A.M. Best Co. has affirmed the A (Excellent) financial strength ratings of the Zurich Financial Services Group (ZFS) and its core operating subsidiaries. It also affirmed its “a” and “a-” ratings on the senior and subordinated debt instruments issued or guaranteed by Zurich Insurance Company, removed all the ratings from under review, and assigned the companies a “positive” outlook.
“The current ratings are based on the ZFS’s excellent business position in its selected core markets (Switzerland, Germany, Italy, Spain, UK and North America), improving operating performance, restored risk-based capitalisation and re-balancing of the investment portfolio,” said Best. “Offsetting factors are the challenges associated with the implementation of a strict cost reduction and divestment program, as well as uncertainty regarding potential adverse developments of its asbestos related reserves.”
Commenting on its analysis the rating agency predicted growth in the non-life sector in 2002 and 2003, “benefiting from double digit rate increases in a highly opportunistic market.” While life premiums are expected to weaken as a result of lower demand levels caused by the decline in the capital markets, Best indicated that this would be partially offset by ZFS access to Deutsche Bank’s distribution network.

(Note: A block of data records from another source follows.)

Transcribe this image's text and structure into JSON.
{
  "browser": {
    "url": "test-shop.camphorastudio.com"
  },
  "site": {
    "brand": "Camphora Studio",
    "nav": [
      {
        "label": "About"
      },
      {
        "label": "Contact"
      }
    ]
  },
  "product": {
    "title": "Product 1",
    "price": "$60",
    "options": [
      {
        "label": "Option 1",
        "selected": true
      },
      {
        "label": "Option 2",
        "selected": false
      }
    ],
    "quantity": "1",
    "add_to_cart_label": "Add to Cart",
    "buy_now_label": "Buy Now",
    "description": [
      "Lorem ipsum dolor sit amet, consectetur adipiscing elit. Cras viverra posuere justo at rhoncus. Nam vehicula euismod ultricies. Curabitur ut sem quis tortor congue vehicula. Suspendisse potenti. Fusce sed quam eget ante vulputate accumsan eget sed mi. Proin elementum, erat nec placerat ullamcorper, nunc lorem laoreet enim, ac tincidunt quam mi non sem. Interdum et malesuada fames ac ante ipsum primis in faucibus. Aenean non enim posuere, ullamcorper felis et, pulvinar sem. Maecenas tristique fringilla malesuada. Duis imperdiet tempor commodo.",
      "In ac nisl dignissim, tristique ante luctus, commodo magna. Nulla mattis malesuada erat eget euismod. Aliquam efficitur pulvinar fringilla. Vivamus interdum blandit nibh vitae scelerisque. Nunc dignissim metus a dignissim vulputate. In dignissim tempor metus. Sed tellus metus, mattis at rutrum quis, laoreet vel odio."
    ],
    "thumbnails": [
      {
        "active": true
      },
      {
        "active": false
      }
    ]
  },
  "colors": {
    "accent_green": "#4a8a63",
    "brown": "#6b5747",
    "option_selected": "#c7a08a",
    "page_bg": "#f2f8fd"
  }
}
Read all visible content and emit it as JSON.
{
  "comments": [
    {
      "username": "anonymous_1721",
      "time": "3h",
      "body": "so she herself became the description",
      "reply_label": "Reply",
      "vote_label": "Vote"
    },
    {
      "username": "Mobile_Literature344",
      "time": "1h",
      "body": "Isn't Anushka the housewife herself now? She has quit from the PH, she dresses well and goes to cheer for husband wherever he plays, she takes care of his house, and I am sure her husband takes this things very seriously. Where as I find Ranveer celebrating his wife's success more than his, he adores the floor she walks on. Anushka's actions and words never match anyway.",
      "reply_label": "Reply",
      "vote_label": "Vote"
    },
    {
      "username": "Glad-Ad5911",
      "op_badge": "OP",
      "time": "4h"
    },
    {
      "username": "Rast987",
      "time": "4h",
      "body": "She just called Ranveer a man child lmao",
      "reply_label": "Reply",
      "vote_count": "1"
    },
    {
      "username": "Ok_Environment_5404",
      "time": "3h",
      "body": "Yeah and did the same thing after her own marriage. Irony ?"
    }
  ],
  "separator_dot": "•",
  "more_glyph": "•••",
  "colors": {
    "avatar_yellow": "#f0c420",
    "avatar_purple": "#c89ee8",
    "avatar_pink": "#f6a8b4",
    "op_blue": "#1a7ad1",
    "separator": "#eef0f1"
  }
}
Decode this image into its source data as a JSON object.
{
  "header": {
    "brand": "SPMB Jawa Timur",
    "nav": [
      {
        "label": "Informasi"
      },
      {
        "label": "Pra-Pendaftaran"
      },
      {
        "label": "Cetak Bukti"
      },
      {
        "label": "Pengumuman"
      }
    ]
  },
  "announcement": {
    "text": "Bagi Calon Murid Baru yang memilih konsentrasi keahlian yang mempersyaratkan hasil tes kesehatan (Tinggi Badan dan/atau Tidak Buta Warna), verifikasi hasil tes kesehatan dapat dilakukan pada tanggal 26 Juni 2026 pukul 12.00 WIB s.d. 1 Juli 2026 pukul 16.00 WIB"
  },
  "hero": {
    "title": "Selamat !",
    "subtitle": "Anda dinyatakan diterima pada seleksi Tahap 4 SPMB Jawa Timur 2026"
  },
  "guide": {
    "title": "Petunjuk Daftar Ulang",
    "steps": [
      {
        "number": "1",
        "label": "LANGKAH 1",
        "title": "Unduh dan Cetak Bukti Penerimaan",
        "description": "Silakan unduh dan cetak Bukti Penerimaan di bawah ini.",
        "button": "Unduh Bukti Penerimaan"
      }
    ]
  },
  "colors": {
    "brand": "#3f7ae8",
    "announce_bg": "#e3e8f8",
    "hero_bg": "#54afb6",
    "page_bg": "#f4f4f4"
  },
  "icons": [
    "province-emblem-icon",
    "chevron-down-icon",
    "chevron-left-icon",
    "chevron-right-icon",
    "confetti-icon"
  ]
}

Although ZFS will write off $950 million of intangible assets and will strengthen reserves by $1.8 billion, Best believes that it will benefit in 2003 “through an already initiated aggressive global profit improvement program and the disposal of some non-performing entities.” It also expects that “Non-life technical results will be greatly improved by additional non-life price increases. Strict expense management controls are also being implemented. This, together with a revised dividend policy, is likely to lead the company to achieving its consolidated 12% ROE target by 2003. “
The report also noted that “ZFS is actively reducing its equity exposure to 10% before end 2003. The disposal of approximately USD 4 billion is likely to reduce risk based capital requirements prospectively. “
ZFS has successfully restored its strong capital position, completing a $2.5 billion rights issue in October. This has restored its capital to “a level commensurate with an Excellent rating. A.M. Best believes, ZFS’s business strategy is compatible with the maintenance of an excellent risk-based capitalisation. Released capital from exited businesses after a strict review of capital allocation across the group, coupled with a potential USD 500 million hybrid issue in 2003, will further strengthen ZFS’s capital base.”